I've just come back from a fantastic two weeks with the Proyecto Speleologico Sistema Huautla, the continuing exploration of the deepest cave in the Americas, led by the veteran Texan explorer Bill Steele. Until last night the system was about 76km long.
On my first trip I helped survey an upstream lead near the bottom of the entrance series, which had been looked at solo by the legendary Tennessee-Alabama-Georgia and Mexico caver Richard Schreiber, who passed away in 1991. To our surprise, a little beyond the furthest point Schreiber reached we crossed an underground watershed into a streamway heading down in the opposite direction from the rest of the known cave. We called our new series 'Spirit of Schreiber' in his honour.
Via pitches of 35m, 105m, 10m, 10m and 150m (the last shaft dubbed 'The British Invasion') we connected this to another cave, Nita N’Tau, so bringing Carrizo’s length to about 8km. Then, after spending several days enlarging the tiny rift which was the main outlet from the huge chamber at the bottom of the 150m pitch where the two caves unite, we discovered a fantastic descending canyon in beautiful green and black marble. On my last 24 hour trip last weekend we got through the rift and ran out of rope after a further 150m of descent.
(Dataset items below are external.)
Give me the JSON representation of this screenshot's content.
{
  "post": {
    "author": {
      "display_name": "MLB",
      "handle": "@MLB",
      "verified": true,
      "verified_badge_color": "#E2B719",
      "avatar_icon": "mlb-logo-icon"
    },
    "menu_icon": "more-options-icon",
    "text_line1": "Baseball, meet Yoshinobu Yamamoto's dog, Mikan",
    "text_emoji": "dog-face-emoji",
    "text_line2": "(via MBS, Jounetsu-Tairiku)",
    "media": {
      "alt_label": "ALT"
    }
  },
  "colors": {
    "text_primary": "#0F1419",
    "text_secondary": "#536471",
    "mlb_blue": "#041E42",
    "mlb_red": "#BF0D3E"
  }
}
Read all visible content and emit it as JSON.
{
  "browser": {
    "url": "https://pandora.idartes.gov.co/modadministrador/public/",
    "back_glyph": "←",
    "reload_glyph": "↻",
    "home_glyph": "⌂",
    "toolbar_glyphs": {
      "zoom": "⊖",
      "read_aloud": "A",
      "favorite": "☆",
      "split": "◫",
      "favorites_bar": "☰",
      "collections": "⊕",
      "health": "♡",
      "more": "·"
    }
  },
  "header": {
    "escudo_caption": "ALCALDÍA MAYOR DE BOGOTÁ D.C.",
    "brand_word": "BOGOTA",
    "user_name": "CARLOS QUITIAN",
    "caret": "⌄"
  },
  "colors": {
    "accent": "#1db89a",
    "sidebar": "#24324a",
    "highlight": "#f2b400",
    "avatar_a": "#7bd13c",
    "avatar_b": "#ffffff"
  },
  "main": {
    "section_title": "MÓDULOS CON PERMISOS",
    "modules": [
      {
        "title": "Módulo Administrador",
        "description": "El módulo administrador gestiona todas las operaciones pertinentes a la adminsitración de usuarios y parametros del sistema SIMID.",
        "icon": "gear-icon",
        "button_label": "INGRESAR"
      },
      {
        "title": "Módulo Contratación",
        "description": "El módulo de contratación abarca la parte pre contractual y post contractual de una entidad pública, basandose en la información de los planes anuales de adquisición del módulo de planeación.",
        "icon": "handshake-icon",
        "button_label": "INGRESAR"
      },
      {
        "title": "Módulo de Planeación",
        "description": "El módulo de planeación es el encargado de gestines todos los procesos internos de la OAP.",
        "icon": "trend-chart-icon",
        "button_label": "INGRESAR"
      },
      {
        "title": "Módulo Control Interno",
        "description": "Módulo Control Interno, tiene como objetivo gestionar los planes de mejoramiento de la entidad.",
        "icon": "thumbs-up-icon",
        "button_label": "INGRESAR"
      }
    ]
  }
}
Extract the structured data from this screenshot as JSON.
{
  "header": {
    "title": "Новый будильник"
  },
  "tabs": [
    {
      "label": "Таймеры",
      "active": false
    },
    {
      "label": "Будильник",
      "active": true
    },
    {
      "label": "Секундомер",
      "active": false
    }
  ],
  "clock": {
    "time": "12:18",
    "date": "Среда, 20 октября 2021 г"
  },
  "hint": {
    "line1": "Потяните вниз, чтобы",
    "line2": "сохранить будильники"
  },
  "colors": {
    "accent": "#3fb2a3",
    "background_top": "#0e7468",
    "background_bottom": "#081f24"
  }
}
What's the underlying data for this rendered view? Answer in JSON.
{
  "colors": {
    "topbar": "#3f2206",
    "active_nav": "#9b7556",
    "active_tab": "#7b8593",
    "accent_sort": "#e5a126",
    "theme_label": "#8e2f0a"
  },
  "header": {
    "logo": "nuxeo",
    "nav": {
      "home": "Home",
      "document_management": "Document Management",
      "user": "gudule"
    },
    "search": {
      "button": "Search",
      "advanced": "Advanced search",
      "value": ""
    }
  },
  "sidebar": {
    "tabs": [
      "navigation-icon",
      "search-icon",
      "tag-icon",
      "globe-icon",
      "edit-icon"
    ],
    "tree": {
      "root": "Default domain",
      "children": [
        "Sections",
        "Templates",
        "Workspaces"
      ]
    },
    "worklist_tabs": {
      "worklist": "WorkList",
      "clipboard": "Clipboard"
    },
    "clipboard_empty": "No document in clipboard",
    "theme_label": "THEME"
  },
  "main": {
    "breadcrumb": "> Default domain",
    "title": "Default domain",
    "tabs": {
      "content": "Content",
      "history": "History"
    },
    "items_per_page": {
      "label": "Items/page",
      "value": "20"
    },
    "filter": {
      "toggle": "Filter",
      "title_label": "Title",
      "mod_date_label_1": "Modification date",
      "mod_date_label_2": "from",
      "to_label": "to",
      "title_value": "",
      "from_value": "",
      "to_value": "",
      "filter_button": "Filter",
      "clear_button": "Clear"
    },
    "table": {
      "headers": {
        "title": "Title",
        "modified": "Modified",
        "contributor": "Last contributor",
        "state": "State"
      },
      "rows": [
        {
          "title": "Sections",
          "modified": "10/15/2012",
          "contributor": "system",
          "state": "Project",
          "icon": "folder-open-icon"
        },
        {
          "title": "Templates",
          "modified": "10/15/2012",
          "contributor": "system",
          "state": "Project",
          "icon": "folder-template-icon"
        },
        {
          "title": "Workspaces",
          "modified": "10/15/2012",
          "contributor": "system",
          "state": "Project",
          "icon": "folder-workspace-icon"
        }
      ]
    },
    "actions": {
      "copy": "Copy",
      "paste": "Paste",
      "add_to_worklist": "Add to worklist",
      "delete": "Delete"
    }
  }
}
It was heading straight for an aven in La Grieta, part of the Sistema Huautla, so if it kept going, it was clearly a significant find. Very exciting caving!
Bill just texted me. The next team in 'went down a 60 degree angle shaft series until they came to an awesome 50 m freefall shaft with a breakdown floor. Mexican caver Adrian Miguel Nieto pushed through breakdown to a crawlway with tight spots and came out into passage in La Grieta close to Mazateca Shores where Camp 2 is. He returned to Ellie Watson and Rich Zarria and said, “I saw a rope.”' The connection was made at midnight on Wednesday, local time.
A great achievement and a tribute to Bill's superb organisational skills - this is still a remote area, where putting cavers into caves is no simple matter. Kudos to all concerned!